Eurogroup chief and Irish Finance Minister Paschal Donohoe said that he had “trust in the liquidity and resilience the banking system has built.”
“Thanks to the political decisions we have made we have the necessary reserves to guarantee the stability of our banking system,” he said.
He urged member states take steps toward establishing a banking union. “Now we need to put in practice what we have decided on.”
“We see no risks at the moment,” Belgian Prime Minister Alexander de Croo said. He said that this was a result of the “very strict rules” the EU had put in place following the banking crisis in 2008 and 2009.
French President Emmanuel Macron said that Europe’s banks had strong foundations and blamed “speculators” for the recent drop in the value of banks on stock exchanges.
Why are eurozone leaders worried?
Concern over the collapse of Silicon Valley Bank and Signature Bank earlier in the month was only made worse when the impact spread across the Atlantic, imperiling 167-year-old Swiss bank Credit Suisse. The bank had to be rescued with a buyout from rival UBS.

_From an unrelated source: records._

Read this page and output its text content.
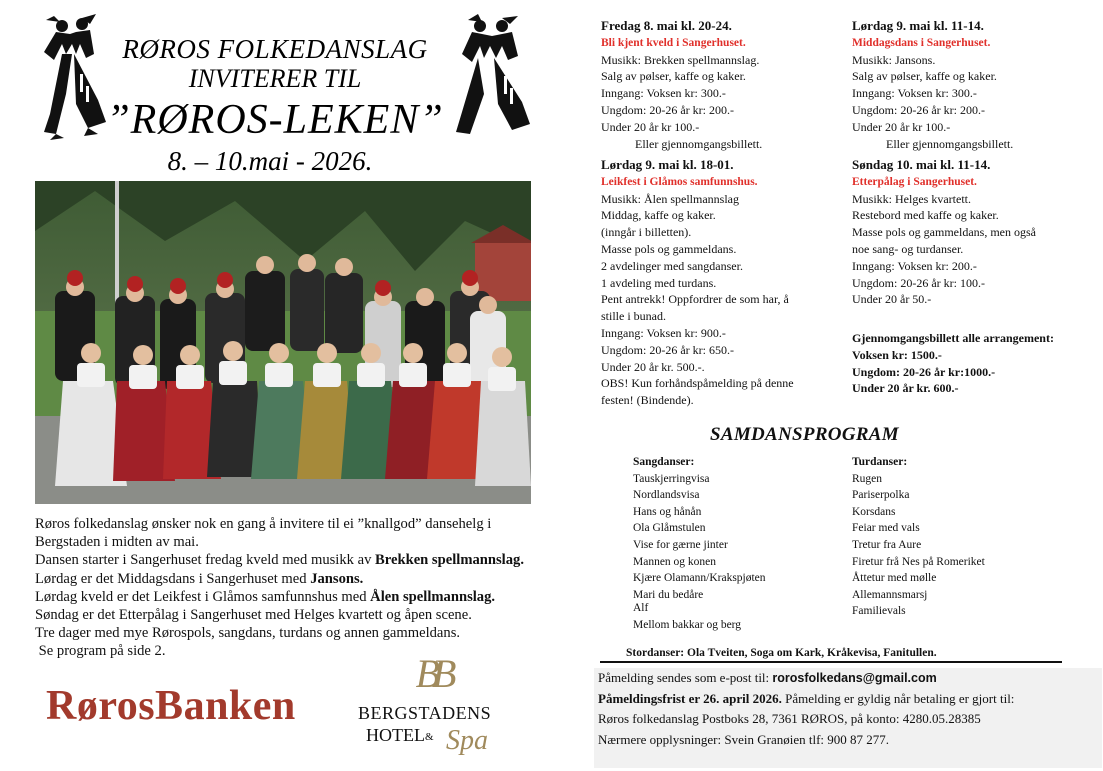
RØROS FOLKEDANSLAG
INVITERER TIL
”RØROS-LEKEN”
8. – 10.mai - 2026.

Røros folkedanslag ønsker nok en gang å invitere til ei ”knallgod” dansehelg i Bergstaden i midten av mai.

Dansen starter i Sangerhuset fredag kveld med musikk av Brekken spellmannslag.

Lørdag er det Middagsdans i Sangerhuset med Jansons.

Lørdag kveld er det Leikfest i Glåmos samfunnshus med Ålen spellmannslag.

Søndag er det Etterpålag i Sangerhuset med Helges kvartett og åpen scene.

Tre dager med mye Rørospols, sangdans, turdans og annen gammeldans.

Se program på side 2.

RørosBanken
BB
BERGSTADENS
HOTEL& Spa
Fredag 8. mai kl. 20-24.
Bli kjent kveld i Sangerhuset.
Musikk: Brekken spellmannslag.
Salg av pølser, kaffe og kaker.
Inngang: Voksen kr: 300.-
Ungdom: 20-26 år kr: 200.-
Under 20 år kr 100.-
Eller gjennomgangsbillett.
Lørdag 9. mai kl. 11-14.
Middagsdans i Sangerhuset.
Musikk: Jansons.
Salg av pølser, kaffe og kaker.
Inngang: Voksen kr: 300.-
Ungdom: 20-26 år kr: 200.-
Under 20 år kr 100.-
Eller gjennomgangsbillett.
Lørdag 9. mai kl. 18-01.
Leikfest i Glåmos samfunnshus.
Musikk: Ålen spellmannslag
Middag, kaffe og kaker.
(inngår i billetten).
Masse pols og gammeldans.
2 avdelinger med sangdanser.
1 avdeling med turdans.
Pent antrekk! Oppfordrer de som har, å
stille i bunad.
Inngang: Voksen kr: 900.-
Ungdom: 20-26 år kr: 650.-
Under 20 år kr. 500.-.
OBS! Kun forhåndspåmelding på denne
festen! (Bindende).
Søndag 10. mai kl. 11-14.
Etterpålag i Sangerhuset.
Musikk: Helges kvartett.
Restebord med kaffe og kaker.
Masse pols og gammeldans, men også
noe sang- og turdanser.
Inngang: Voksen kr: 200.-
Ungdom: 20-26 år kr: 100.-
Under 20 år 50.-
Gjennomgangsbillett alle arrangement:
Voksen kr: 1500.-
Ungdom: 20-26 år kr:1000.-
Under 20 år kr. 600.-
SAMDANSPROGRAM
Sangdanser:
Tauskjerringvisa
Nordlandsvisa
Hans og hånån
Ola Glåmstulen
Vise for gærne jinter
Mannen og konen
Kjære Olamann/Krakspjøten
Mari du bedåre
Alf
Mellom bakkar og berg
Turdanser:
Rugen
Pariserpolka
Korsdans
Feiar med vals
Tretur fra Aure
Firetur frå Nes på Romeriket
Åttetur med mølle
Allemannsmarsj
Familievals
Stordanser: Ola Tveiten, Soga om Kark, Kråkevisa, Fanitullen.
Påmelding sendes som e-post til: rorosfolkedans@gmail.com
Påmeldingsfrist er 26. april 2026. Påmelding er gyldig når betaling er gjort til:
Røros folkedanslag Postboks 28, 7361 RØROS, på konto: 4280.05.28385
Nærmere opplysninger: Svein Granøien tlf: 900 87 277.
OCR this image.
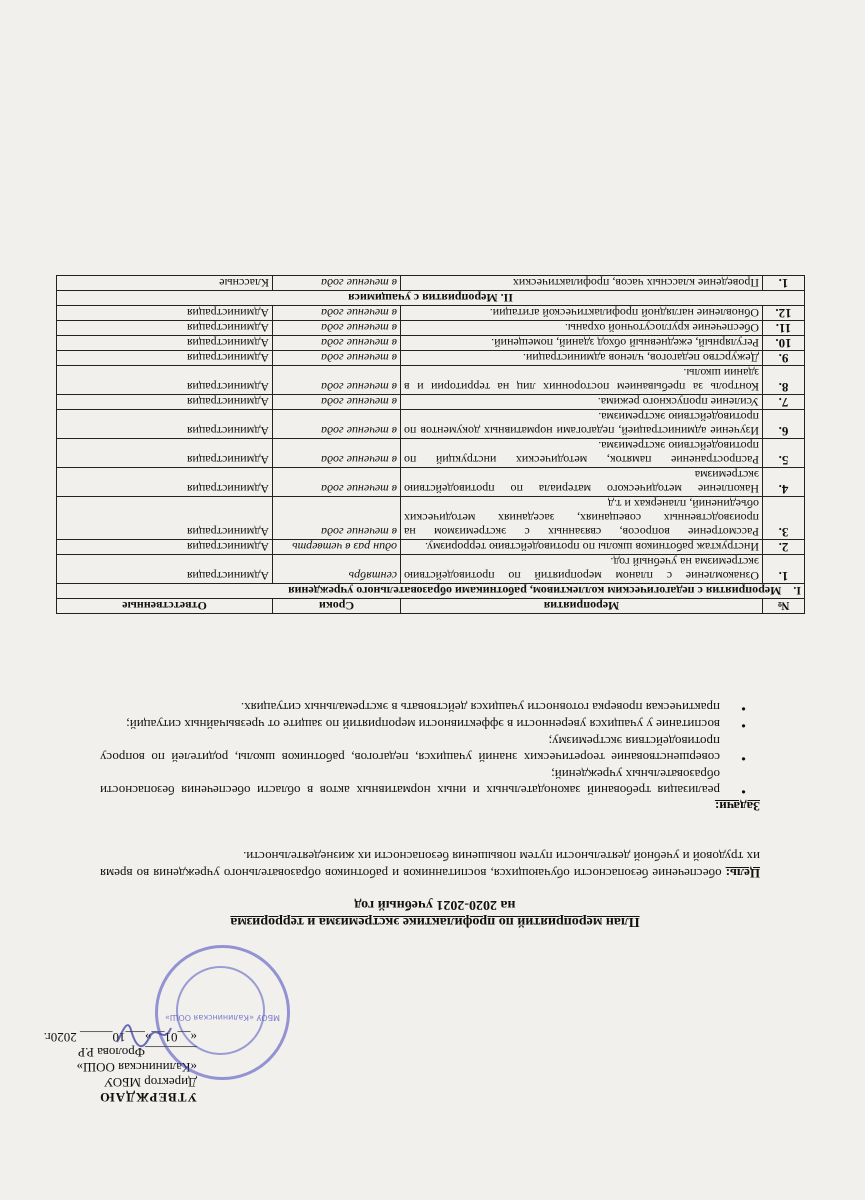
УТВЕРЖДАЮ
Директор МБОУ
«Калининская ООШ»
________Фролова Р.Р
«__01__»___10_____ 2020г.
МБОУ «Калининская ООШ»
План мероприятий по профилактике экстремизма и терроризма
на 2020-2021 учебный год
Цель: обеспечение безопасности обучающихся, воспитанников и работников образовательного учреждения во время их трудовой и учебной деятельности путем повышения безопасности их жизнедеятельности.
Задачи:
• реализация требований законодательных и иных нормативных актов в области обеспечения безопасности образовательных учреждений;
• совершенствование теоретических знаний учащихся, педагогов, работников школы, родителей по вопросу противодействия экстремизму;
• воспитание у учащихся уверенности в эффективности мероприятий по защите от чрезвычайных ситуаций;
• практическая проверка готовности учащихся действовать в экстремальных ситуациях.
№	Мероприятия	Сроки	Ответственные
I.    Мероприятия с педагогическим коллективом, работниками образовательного учреждения			
1.	Ознакомление с планом мероприятий по противодействию экстремизма на учебный год.	сентябрь	Администрация
2.	Инструктаж работников школы по противодействию терроризму.	один раз в четверть	Администрация
3.	Рассмотрение вопросов, связанных с экстремизмом на производственных совещаниях, заседаниях методических объединений, планерках и т.д	в течение года	Администрация
4.	Накопление методического материала по противодействию экстремизма	в течение года	Администрация
5.	Распространение памяток, методических инструкций по противодействию экстремизма.	в течение года	Администрация
6.	Изучение администрацией, педагогами нормативных документов по противодействию экстремизма.	в течение года	Администрация
7.	Усиление пропускного режима.	в течение года	Администрация
8.	Контроль за пребыванием посторонних лиц на территории и в здании школы.	в течение года	Администрация
9.	Дежурство педагогов, членов администрации.	в течение года	Администрация
10.	Регулярный, ежедневный обход зданий, помещений.	в течение года	Администрация
11.	Обеспечение круглосуточной охраны.	в течение года	Администрация
12.	Обновление наглядной профилактической агитации.	в течение года	Администрация
II. Мероприятия с учащимися			
1.	Проведение классных часов, профилактических	в течение года	Классные
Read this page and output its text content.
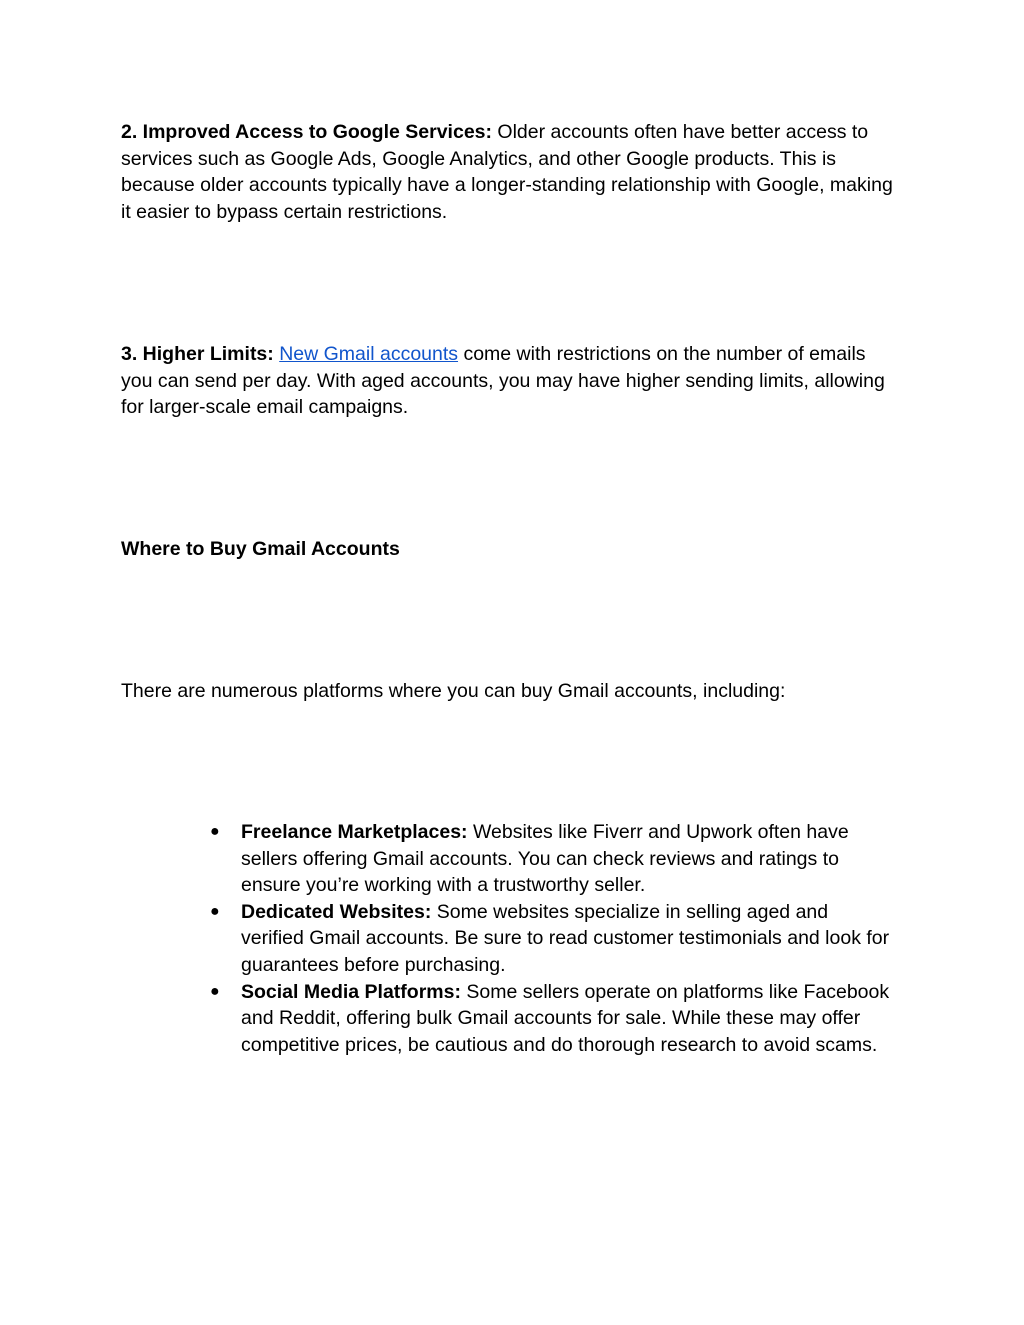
2. Improved Access to Google Services: Older accounts often have better access to services such as Google Ads, Google Analytics, and other Google products. This is because older accounts typically have a longer-standing relationship with Google, making it easier to bypass certain restrictions.

3. Higher Limits: New Gmail accounts come with restrictions on the number of emails you can send per day. With aged accounts, you may have higher sending limits, allowing for larger-scale email campaigns.

Where to Buy Gmail Accounts

There are numerous platforms where you can buy Gmail accounts, including:

● Freelance Marketplaces: Websites like Fiverr and Upwork often have sellers offering Gmail accounts. You can check reviews and ratings to ensure you’re working with a trustworthy seller.
● Dedicated Websites: Some websites specialize in selling aged and verified Gmail accounts. Be sure to read customer testimonials and look for guarantees before purchasing.
● Social Media Platforms: Some sellers operate on platforms like Facebook and Reddit, offering bulk Gmail accounts for sale. While these may offer competitive prices, be cautious and do thorough research to avoid scams.
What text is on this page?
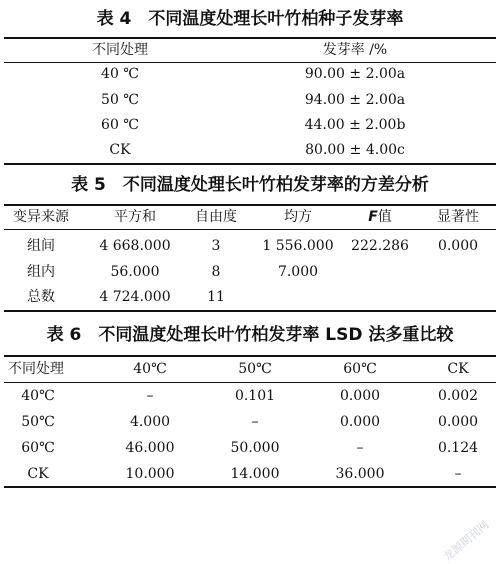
表 4　不同温度处理长叶竹柏种子发芽率
不同处理	发芽率 /%
40 ℃	90.00 ± 2.00a
50 ℃	94.00 ± 2.00a
60 ℃	44.00 ± 2.00b
CK	80.00 ± 4.00c
表 5　不同温度处理长叶竹柏发芽率的方差分析
变异来源	平方和	自由度	均方	F值	显著性
组间	4 668.000	3	1 556.000	222.286	0.000
组内	56.000	8	7.000
总数	4 724.000	11
表 6　不同温度处理长叶竹柏发芽率 LSD 法多重比较
不同处理	40℃	50℃	60℃	CK
40℃	–	0.101	0.000	0.002
50℃	4.000	–	0.000	0.000
60℃	46.000	50.000	–	0.124
CK	10.000	14.000	36.000	–
龙源期刊网
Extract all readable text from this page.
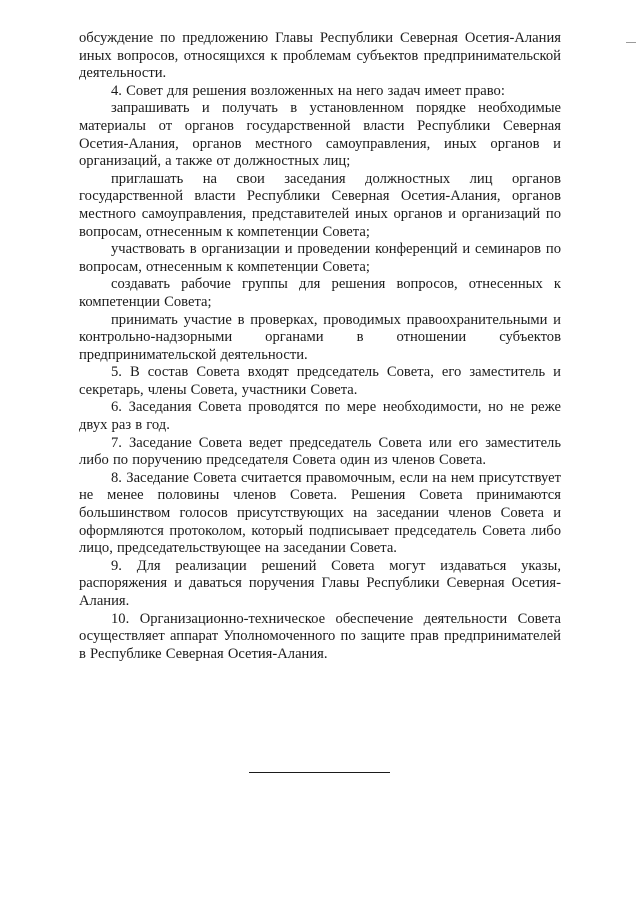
обсуждение по предложению Главы Республики Северная Осетия-Алания иных вопросов, относящихся к проблемам субъектов предпринимательской деятельности.

4. Совет для решения возложенных на него задач имеет право:

запрашивать и получать в установленном порядке необходимые материалы от органов государственной власти Республики Северная Осетия-Алания, органов местного самоуправления, иных органов и организаций, а также от должностных лиц;

приглашать на свои заседания должностных лиц органов государственной власти Республики Северная Осетия-Алания, органов местного самоуправления, представителей иных органов и организаций по вопросам, отнесенным к компетенции Совета;

участвовать в организации и проведении конференций и семинаров по вопросам, отнесенным к компетенции Совета;

создавать рабочие группы для решения вопросов, отнесенных к компетенции Совета;

принимать участие в проверках, проводимых правоохранительными и контрольно-надзорными органами в отношении субъектов предпринимательской деятельности.

5. В состав Совета входят председатель Совета, его заместитель и секретарь, члены Совета, участники Совета.

6. Заседания Совета проводятся по мере необходимости, но не реже двух раз в год.

7. Заседание Совета ведет председатель Совета или его заместитель либо по поручению председателя Совета один из членов Совета.

8. Заседание Совета считается правомочным, если на нем присутствует не менее половины членов Совета. Решения Совета принимаются большинством голосов присутствующих на заседании членов Совета и оформляются протоколом, который подписывает председатель Совета либо лицо, председательствующее на заседании Совета.

9. Для реализации решений Совета могут издаваться указы, распоряжения и даваться поручения Главы Республики Северная Осетия-Алания.

10. Организационно-техническое обеспечение деятельности Совета осуществляет аппарат Уполномоченного по защите прав предпринимателей в Республике Северная Осетия-Алания.
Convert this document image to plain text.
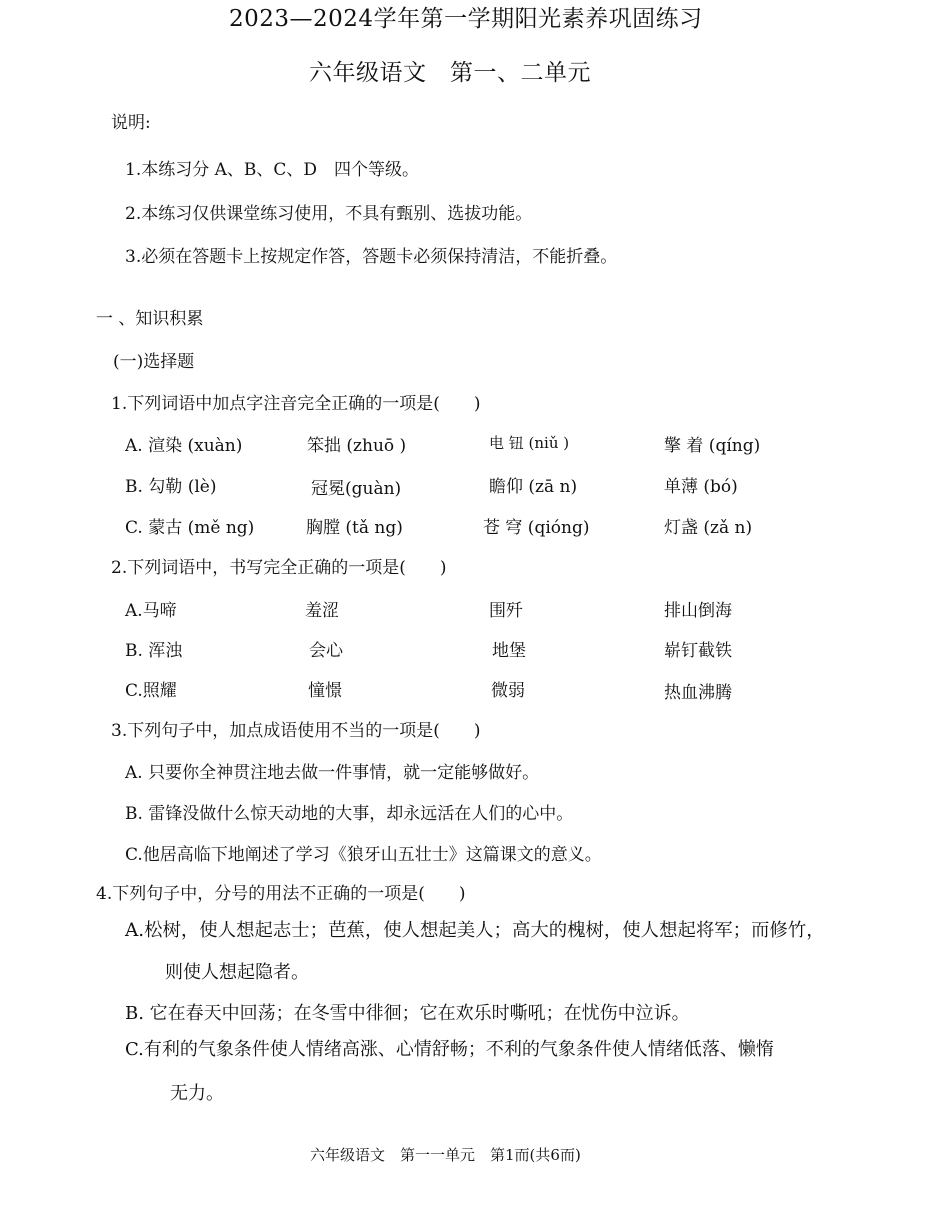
2023—2024学年第一学期阳光素养巩固练习
六年级语文　第一、二单元
说明:
1.本练习分 A、B、C、D　四个等级。
2.本练习仅供课堂练习使用，不具有甄别、选拔功能。
3.必须在答题卡上按规定作答，答题卡必须保持清洁，不能折叠。
一 、知识积累
(一)选择题
1.下列词语中加点字注音完全正确的一项是(　　)
A. 渲染 (xuàn)	笨拙 (zhuō )	电 钮 (niǔ )	擎 着 (qíng)
B. 勾勒 (lè)	冠冕(guàn)	瞻仰 (zā n)	单薄 (bó)
C. 蒙古 (mě ng)	胸膛 (tǎ ng)	苍 穹 (qióng)	灯盏 (zǎ n)
2.下列词语中，书写完全正确的一项是(　　)
A.马啼	羞涩	围歼	排山倒海
B. 浑浊	会心	地堡	崭钉截铁
C.照耀	憧憬	微弱	热血沸腾
3.下列句子中，加点成语使用不当的一项是(　　)
A. 只要你全神贯注地去做一件事情，就一定能够做好。
B. 雷锋没做什么惊天动地的大事，却永远活在人们的心中。
C.他居高临下地阐述了学习《狼牙山五壮士》这篇课文的意义。
4.下列句子中，分号的用法不正确的一项是(　　)
A.松树，使人想起志士；芭蕉，使人想起美人；高大的槐树，使人想起将军；而修竹，
则使人想起隐者。
B. 它在春天中回荡；在冬雪中徘徊；它在欢乐时嘶吼；在忧伤中泣诉。
C.有利的气象条件使人情绪高涨、心情舒畅；不利的气象条件使人情绪低落、懒惰
无力。
六年级语文　第一一单元　第1而(共6而)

Turmoil in the banking sector comes after years of cheap money have been restricted by rising interest rates in the EU, as well as in the US.
Russia’s full-scale invasion of Ukraine and the subsequent cutting off of gas supplies to Europe sent energy prices soaring, hitting households and industries across the EU.
Although inflation has begun to slowly come under control, and the bloc has avoided a technical recession, there are fears that a banking crisis could trigger a larger recession like the one seen after the banking crash of 2008.